De même, les designers du moderne ont misé au début du siècle dernier sur un ancien artisanat pour leurs meubles. La chaise cantilever en tube d’acier de Marcel Breuer avec vannerie est considérée comme un best-seller du design Bauhaus. L’architecte Charlotte Perriand a conçu le tabouret Méribel et la chaise Mid-Century Méribel en vannerie. Mais l’enthousiasme des modernes pour l’ancien art artisanal s’explique facilement. Il suivait le principe «form follows function» sur lequel se fonde toutes les techniques de vannerie naturelles. Les designers du moderne scandinave Alvar Aalto ou Hans Wegner ont fabriqué des icônes inoubliables de la vannerie du design danois. Pour l’assise tressée à la main de la chaise CH24 de 1949, Hans Wegner nécessitait 120 mètres de cordelettes en papier. Ils ont développé de nouvelles matières comme de larges courroies en lin ou des ficelles de papier «Danish Paper Card», tandis que dans le sud on tresse les assises des chaises avec des algues. La prochaine matière qui va faire son come-back, c’est très certainement la tresse de ficelle papier.

Architecture – œuvres d’art tressées

Les surfaces tressées ont aussi un potentiel dans l’architecture, car la vannerie représente le plus sobre de tous les principes de construction. En 2008 déjà, de premiers signes précurseurs de cette nouvelle tendance se découvraient dans l’architecture. Souvenons-nous du stade vertigineux «Bird’s Nest» par Herzog & de Meuron pour les Jeux olympiques de Pékin. Il a été suivi en 2010 par le flagship store Hermès à Paris, rue de Sèvres.
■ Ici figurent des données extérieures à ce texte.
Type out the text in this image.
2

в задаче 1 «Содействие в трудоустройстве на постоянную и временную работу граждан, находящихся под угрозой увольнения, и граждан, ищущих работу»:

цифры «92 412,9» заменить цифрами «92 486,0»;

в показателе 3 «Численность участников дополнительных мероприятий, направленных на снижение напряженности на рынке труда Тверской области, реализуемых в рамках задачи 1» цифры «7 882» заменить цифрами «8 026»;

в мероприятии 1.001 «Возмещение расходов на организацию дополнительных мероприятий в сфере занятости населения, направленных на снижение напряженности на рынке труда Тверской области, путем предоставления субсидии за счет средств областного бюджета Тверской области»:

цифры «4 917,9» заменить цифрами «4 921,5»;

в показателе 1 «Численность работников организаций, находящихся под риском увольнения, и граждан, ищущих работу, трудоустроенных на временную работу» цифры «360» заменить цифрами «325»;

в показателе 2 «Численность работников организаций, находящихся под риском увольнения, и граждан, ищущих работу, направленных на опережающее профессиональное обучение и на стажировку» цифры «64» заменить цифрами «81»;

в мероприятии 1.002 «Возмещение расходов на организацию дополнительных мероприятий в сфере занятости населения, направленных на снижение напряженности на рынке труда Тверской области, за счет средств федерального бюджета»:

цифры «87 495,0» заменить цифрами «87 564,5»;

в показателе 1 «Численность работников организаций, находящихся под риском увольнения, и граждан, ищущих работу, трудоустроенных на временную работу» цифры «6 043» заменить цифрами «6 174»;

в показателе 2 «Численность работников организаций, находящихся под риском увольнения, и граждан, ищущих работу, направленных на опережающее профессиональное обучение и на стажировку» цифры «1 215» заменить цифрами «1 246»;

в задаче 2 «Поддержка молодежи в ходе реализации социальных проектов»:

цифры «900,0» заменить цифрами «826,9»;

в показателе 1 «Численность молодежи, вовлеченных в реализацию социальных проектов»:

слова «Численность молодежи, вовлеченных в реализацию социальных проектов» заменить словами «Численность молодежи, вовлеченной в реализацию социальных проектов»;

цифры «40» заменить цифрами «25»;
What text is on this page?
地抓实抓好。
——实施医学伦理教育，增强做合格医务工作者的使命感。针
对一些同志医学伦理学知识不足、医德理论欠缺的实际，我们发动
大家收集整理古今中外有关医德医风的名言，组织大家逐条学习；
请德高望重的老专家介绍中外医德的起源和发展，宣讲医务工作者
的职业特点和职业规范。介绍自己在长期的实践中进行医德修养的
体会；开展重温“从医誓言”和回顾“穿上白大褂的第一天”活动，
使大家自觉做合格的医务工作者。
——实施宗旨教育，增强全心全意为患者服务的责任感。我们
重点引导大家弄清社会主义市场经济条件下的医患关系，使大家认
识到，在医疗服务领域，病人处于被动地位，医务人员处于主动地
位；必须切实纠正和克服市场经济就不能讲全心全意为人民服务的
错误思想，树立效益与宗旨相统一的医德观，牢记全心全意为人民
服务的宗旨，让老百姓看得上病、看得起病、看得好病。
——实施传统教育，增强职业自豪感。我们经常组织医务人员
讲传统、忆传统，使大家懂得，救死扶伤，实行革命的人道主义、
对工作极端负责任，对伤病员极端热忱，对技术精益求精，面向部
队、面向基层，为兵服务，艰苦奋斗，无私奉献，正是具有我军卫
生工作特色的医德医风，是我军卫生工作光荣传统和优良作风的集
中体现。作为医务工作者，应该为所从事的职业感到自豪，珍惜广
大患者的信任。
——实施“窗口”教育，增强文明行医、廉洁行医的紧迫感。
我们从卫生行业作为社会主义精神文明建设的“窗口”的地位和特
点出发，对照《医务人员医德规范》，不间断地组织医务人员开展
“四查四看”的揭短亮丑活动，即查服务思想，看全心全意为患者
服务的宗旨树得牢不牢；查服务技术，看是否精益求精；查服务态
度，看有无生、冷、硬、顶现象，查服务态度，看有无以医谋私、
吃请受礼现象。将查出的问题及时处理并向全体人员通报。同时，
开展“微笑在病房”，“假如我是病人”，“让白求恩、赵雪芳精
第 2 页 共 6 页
Dans une salle de bain art déco classée datant des années 1920, figurent trois pièces de vannerie en forme de panier, impressionnantes et praticables, en lattes de bois et à la forme de base ovale aplatie, qui s’effilent vers le haut. Elles évoquent les premières huttes ou wigwams et impressionnent par leurs 8 mètres de hauteur et leur diamètre de 8-12 mètres. Le toit tressé de l’architecte Shigeru Ban pour le Centre Pompidou à Metz révèle lui aussi l’amour nouvellement manifesté pour la vannerie. Mais la nature nous l’a déjà montré. Avec des brins, les oiseaux tisserands construisent leurs nids comme de véritables œuvres d’art dans toutes les variations, depuis les nids au sol jusqu’aux nids suspendus, ronds ou avec un trou d’entrée latéral. Rien n’est trop compliqué pour l’élevage en sécurité de leur progéniture.

Peut-être le nouvel enthousiasme pour la vannerie est-il aussi un symbole du nouveau besoin d’un réseau, qui devient toujours plus essentiel pour chacun d’entre nous dans ce monde global et fluide!